The technique of using light to control the activity of neurons, known as optogenetics, has been used in the past to control electrical signaling in specific neurons in the mouse brain. Researchers can use light to control the opening of ion channels, which allow electrical signals to flow within the brain. The current work looks at a different level of neural activity, giving researchers the ability to control genes instead of ion channels.
“When an animal is learning or exposed to a new environment, certain genes get transcribed,” says Konermann. This process can unfold over hours. “When we file long-term memories, it’s thought there is an epigenetic change. It’s important for us to be able to target all three levels – electrical signaling, genes and transcription, and epigenetics – in order to better understand the brain’s function.”
In this work, the researchers measured the effects of LITEs by measuring gene activity, but in the future, they intend to measure subtle behavioral changes in mice, resulting from the contributions of a single gene.

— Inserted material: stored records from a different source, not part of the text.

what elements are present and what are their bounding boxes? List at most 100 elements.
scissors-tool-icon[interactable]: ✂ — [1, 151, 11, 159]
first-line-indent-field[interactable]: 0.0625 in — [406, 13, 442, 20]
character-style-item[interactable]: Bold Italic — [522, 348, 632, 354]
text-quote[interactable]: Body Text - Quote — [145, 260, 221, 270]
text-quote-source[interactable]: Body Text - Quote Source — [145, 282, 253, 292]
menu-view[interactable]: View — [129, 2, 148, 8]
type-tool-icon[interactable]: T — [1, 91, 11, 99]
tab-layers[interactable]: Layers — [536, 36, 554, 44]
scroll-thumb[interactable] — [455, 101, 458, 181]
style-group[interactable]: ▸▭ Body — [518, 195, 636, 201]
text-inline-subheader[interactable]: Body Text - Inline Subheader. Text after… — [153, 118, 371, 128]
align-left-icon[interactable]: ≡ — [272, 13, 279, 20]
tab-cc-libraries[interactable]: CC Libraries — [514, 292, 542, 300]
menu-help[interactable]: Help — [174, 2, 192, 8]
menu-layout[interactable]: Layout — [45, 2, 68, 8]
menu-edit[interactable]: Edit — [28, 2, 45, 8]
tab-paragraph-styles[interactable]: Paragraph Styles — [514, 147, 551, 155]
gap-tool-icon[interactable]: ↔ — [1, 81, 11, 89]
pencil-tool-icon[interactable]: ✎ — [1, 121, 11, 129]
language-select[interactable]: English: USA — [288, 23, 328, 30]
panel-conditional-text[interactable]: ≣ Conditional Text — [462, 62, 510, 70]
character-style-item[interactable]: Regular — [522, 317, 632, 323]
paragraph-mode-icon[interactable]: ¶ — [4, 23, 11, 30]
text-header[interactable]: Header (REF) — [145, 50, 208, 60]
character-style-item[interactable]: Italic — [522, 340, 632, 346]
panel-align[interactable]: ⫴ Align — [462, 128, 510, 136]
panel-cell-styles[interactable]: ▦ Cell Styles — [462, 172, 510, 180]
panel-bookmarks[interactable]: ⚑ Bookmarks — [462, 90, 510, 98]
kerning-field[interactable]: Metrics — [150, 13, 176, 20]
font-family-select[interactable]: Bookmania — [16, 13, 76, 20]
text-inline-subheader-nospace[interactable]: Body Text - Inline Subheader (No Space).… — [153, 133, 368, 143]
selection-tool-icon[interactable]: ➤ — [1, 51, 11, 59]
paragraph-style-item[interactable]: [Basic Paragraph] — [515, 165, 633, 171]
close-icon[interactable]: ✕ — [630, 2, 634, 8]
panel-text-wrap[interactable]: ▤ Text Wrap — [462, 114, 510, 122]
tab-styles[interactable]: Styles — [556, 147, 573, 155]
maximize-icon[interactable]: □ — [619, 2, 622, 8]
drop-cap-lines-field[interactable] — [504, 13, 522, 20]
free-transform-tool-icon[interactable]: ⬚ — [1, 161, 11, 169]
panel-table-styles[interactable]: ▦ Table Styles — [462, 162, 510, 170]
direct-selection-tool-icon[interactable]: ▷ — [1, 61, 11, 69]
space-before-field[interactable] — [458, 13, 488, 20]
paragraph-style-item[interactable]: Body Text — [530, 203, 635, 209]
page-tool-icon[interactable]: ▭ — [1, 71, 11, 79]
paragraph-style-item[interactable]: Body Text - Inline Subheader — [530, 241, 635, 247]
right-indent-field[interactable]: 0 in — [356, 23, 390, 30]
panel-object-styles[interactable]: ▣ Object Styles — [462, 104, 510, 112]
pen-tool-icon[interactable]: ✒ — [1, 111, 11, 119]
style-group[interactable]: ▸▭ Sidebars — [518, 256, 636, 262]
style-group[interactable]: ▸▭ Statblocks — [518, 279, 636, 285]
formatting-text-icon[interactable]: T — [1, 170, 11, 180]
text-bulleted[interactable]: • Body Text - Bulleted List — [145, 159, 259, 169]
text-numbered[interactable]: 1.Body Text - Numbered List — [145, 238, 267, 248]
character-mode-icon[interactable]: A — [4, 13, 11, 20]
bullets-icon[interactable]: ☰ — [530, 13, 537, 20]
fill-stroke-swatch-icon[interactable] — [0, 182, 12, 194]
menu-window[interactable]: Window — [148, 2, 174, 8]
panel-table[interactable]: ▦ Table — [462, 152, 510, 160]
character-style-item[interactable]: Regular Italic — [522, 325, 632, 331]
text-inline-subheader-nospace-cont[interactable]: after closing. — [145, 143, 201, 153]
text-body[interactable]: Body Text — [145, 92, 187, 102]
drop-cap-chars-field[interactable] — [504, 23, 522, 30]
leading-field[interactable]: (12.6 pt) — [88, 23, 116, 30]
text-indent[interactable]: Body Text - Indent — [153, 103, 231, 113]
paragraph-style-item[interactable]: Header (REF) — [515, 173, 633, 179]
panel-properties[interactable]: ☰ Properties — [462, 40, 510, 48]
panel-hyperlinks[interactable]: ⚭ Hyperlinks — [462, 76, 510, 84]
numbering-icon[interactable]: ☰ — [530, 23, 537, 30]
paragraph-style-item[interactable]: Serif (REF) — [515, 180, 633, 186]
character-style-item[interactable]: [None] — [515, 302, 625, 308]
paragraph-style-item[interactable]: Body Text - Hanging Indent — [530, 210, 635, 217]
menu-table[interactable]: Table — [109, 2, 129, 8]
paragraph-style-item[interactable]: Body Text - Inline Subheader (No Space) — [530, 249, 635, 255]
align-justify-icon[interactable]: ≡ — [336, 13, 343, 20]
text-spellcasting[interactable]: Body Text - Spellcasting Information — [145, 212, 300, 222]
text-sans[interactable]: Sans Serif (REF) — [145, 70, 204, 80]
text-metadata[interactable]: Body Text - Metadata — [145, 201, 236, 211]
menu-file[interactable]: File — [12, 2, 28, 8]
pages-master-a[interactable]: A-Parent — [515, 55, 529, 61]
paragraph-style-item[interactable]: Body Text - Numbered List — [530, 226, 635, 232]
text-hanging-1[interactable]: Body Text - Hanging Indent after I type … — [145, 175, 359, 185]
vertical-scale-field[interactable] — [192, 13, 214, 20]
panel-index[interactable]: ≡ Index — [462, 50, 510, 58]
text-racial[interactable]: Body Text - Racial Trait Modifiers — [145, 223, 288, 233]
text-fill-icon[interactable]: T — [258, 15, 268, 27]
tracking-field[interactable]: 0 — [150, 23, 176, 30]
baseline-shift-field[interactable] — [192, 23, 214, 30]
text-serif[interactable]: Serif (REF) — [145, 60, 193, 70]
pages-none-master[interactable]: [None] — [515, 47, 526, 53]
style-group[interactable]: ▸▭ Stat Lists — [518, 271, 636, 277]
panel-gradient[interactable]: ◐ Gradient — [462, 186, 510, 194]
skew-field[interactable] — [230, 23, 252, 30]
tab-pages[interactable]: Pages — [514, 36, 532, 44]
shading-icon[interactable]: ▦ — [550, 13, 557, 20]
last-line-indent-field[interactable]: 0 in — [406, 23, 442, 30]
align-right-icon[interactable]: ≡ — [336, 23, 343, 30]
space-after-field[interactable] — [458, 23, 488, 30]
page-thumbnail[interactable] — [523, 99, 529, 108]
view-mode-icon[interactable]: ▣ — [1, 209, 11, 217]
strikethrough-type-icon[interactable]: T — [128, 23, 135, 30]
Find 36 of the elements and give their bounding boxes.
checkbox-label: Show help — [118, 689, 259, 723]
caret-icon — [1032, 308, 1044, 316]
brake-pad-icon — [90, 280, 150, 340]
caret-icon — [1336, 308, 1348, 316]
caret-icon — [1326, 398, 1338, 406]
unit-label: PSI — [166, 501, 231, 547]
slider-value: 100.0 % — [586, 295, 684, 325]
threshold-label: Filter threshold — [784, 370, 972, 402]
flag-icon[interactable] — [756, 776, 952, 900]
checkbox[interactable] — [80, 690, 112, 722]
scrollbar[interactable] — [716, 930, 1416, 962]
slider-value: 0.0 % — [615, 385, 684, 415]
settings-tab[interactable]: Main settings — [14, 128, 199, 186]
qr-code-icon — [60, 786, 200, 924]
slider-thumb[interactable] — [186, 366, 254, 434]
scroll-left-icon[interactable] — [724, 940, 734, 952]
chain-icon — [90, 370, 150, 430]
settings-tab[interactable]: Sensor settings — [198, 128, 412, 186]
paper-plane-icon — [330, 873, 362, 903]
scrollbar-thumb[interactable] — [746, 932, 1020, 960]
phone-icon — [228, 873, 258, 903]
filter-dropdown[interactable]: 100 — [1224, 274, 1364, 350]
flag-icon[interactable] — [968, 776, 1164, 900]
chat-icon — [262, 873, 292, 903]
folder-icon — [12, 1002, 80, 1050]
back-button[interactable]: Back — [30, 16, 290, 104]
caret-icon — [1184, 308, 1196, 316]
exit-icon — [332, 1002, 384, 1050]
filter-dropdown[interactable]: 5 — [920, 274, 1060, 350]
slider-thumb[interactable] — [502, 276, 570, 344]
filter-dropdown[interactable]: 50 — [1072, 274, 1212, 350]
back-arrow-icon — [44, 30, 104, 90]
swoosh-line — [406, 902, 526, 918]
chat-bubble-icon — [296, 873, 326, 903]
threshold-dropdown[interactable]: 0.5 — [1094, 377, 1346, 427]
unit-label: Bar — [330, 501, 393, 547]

“You can imagine a lot of potential uses for this technique in many areas,” says Brigham. “There are applications in cancer biology because we know that the roots of tumor development not only involve genetic changes, but the dysregulation of epigenetic states. Making changes in a spatially and temporally confined manner allows for greater precision.”
The team plans to collaborate closely with researchers at MIT, the Broad’s Stanley Center, and elsewhere who are studying the brain. They also anticipate that researchers studying other aspects of genomics and biomedicine will find the toolbox useful.
Other researchers who contributed to this work include Alexandro Trevino, Patrick Hsu, Matthias Heidenreich, Le Cong, Randall Platt, David Scott and George Church. Funding for this research was provided by a National Institutes of Health Transformative R01 Award; NIH Director’s Pioneer Award; the Keck, McKnight, Vallee, Damon Runyon, Searle Scholars, Klingenstein and Simons foundations; and Bob Metcalfe and Jane Pauley.